It was great participating in last week’s Australian Institute of Company Directors Governance Summit, and hearing about all the issues that keep board members awake at night. Not surprisingly, cybersecurity was often near the top of the pile, as board members grapple with high-profile data breaches that hurt the bottom line while generating unwanted headlines and reputational damage.
These data breaches have surfaced with increasing frequency. Statista research shows the number of data breaches reported in the US each year rose from 157 in 2005 to 783 in 2014.
In 2017, Equifax’s data breach left at least 143 million US consumers exposed – nearly half the population. Uber hid a global data breach involving 57 million customers for more than 12 months. In both instances, these companies were subject to a wave of backlash because of their actions surrounding the breach.
Closer to home, the Australian Cyber Security Centre has noted that tens-of-thousands of Australians have been caught up local breaches as well.
Consumers will not tolerate complacency when it comes to their personal data. They expect safeguards to protect the information they provide and transparency if something goes wrong. This is why you need to have a plan in place to deal with significant data breaches.
The devil is in the details. Business leaders understand the importance of cybersecurity but often overestimate how comprehensive their defensive strategies are. The Association of Corporate Counsel Australia found 59 per cent of board members believe their cybersecurity practices are very effective compared to only 18 per cent of IT security professionals. This clear disconnect has serious repercussions for the management of cyber risk.
Cyberattacks are now an everyday fact of life for business and government. The Australian Cyber Security Centre says 90 per cent of ASX-listed companies have experienced a data breach of some kind.

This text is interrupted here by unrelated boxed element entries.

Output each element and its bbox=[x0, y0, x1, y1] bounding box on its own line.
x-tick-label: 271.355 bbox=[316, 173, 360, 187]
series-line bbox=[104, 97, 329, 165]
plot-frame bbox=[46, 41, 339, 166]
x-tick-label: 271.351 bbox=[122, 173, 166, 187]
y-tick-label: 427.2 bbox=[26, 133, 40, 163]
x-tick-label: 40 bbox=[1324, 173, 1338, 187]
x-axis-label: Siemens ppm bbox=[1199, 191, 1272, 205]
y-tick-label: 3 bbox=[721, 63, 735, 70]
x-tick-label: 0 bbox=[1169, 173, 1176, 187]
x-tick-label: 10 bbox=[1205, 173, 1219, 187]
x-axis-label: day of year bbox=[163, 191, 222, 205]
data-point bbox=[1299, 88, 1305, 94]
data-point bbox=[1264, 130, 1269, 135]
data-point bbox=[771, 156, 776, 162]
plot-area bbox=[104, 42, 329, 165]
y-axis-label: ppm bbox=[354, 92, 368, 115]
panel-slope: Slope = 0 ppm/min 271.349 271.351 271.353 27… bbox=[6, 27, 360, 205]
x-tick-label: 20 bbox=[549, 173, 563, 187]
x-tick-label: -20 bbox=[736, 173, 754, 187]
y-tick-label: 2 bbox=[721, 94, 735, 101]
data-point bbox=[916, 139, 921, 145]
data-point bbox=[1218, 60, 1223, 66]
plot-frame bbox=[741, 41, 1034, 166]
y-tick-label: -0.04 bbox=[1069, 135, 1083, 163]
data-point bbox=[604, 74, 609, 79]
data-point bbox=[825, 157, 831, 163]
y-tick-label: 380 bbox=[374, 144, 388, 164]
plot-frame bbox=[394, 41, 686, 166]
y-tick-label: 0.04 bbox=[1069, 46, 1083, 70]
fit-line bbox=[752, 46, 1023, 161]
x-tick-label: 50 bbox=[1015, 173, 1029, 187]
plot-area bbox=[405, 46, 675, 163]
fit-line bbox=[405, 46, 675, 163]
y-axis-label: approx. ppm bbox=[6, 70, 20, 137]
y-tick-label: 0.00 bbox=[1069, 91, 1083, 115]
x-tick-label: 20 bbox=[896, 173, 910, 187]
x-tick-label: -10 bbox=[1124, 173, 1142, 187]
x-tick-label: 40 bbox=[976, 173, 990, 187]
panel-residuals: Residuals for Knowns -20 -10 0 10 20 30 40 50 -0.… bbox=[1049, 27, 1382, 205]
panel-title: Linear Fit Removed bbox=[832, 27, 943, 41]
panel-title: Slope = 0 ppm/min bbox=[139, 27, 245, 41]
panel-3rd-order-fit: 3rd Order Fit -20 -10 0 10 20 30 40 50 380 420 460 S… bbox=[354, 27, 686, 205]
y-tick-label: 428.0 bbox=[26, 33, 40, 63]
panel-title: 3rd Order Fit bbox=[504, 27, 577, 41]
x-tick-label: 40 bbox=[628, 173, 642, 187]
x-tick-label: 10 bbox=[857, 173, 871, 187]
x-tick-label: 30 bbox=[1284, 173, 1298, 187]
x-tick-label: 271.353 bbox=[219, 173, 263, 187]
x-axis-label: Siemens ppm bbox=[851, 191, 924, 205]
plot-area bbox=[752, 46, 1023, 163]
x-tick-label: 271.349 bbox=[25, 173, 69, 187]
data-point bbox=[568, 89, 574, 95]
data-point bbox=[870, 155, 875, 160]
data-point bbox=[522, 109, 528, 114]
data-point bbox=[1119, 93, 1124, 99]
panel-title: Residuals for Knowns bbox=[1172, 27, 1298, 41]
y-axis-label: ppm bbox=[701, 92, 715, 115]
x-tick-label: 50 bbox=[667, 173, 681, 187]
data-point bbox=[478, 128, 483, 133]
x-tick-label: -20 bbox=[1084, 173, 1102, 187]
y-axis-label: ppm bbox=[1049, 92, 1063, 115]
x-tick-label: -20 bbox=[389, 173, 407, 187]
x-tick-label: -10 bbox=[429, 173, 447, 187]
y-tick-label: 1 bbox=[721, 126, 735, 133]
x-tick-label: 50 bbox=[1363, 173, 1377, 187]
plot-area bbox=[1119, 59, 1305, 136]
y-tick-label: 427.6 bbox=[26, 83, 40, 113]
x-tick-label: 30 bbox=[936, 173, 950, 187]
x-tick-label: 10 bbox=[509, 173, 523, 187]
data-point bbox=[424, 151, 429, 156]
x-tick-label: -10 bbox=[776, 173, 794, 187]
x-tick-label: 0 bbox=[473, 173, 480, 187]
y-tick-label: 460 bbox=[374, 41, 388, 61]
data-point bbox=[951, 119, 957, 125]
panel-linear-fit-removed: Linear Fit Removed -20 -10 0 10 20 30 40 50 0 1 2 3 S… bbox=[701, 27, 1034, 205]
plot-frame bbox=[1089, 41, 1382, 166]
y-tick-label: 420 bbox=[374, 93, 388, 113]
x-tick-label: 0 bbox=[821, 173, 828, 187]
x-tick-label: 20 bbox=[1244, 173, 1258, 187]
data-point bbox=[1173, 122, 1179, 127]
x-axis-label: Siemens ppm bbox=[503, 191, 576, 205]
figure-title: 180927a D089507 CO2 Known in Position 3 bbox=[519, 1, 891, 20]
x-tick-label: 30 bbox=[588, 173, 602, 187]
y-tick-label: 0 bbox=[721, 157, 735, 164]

As a business leader, you need to adjust your mindset – it’s no longer a question of if you experience a breach but how you respond when it happens.
Failing to prepare is preparing to fail
When disaster strikes, it makes sense to have a dedicated disaster recovery plan to follow. These plans exist for natural occurrences and other unforeseen circumstances but most fail to consider stolen data. Cyber should be viewed like any other business risk, with safeguards and procedures in place to ensure processes are up to scratch.
“Cybersecurity needs to be part of disaster recovery and business continuity planning so that people can practise,” elevenM Consulting Principal, Steve Glynn, told a recent Microsoft cybersecurity roundtable. “You don’t want to get this wrong in the heat of the moment.”
The US Department of Homeland Security organises Cyber Storm, a biennial cybersecurity exercise to strengthen public and private sector preparedness. It helps build strategic decision making and incident responses in accordance with national policy and procedures.
Your organisation should do the same, and play its own war games assessing threats and putting safeguards in place that accurately reflect your appetite for risk. This means your recovery plan should be continuously updated, comprehensive enough to cover all possible scenarios, and subject to regular practice drills.
This should include a process for getting out in front of the problem from both a communications and duty of care perspective. When a data breach occurs, your organisation will be judged on how it responds. These incidents are often won or lost in the media.
The best defence is proactive so don’t wait for disaster to strike. It’s never too early to be prepared, especially when sensitive customer details and hard-earned reputations are at stake.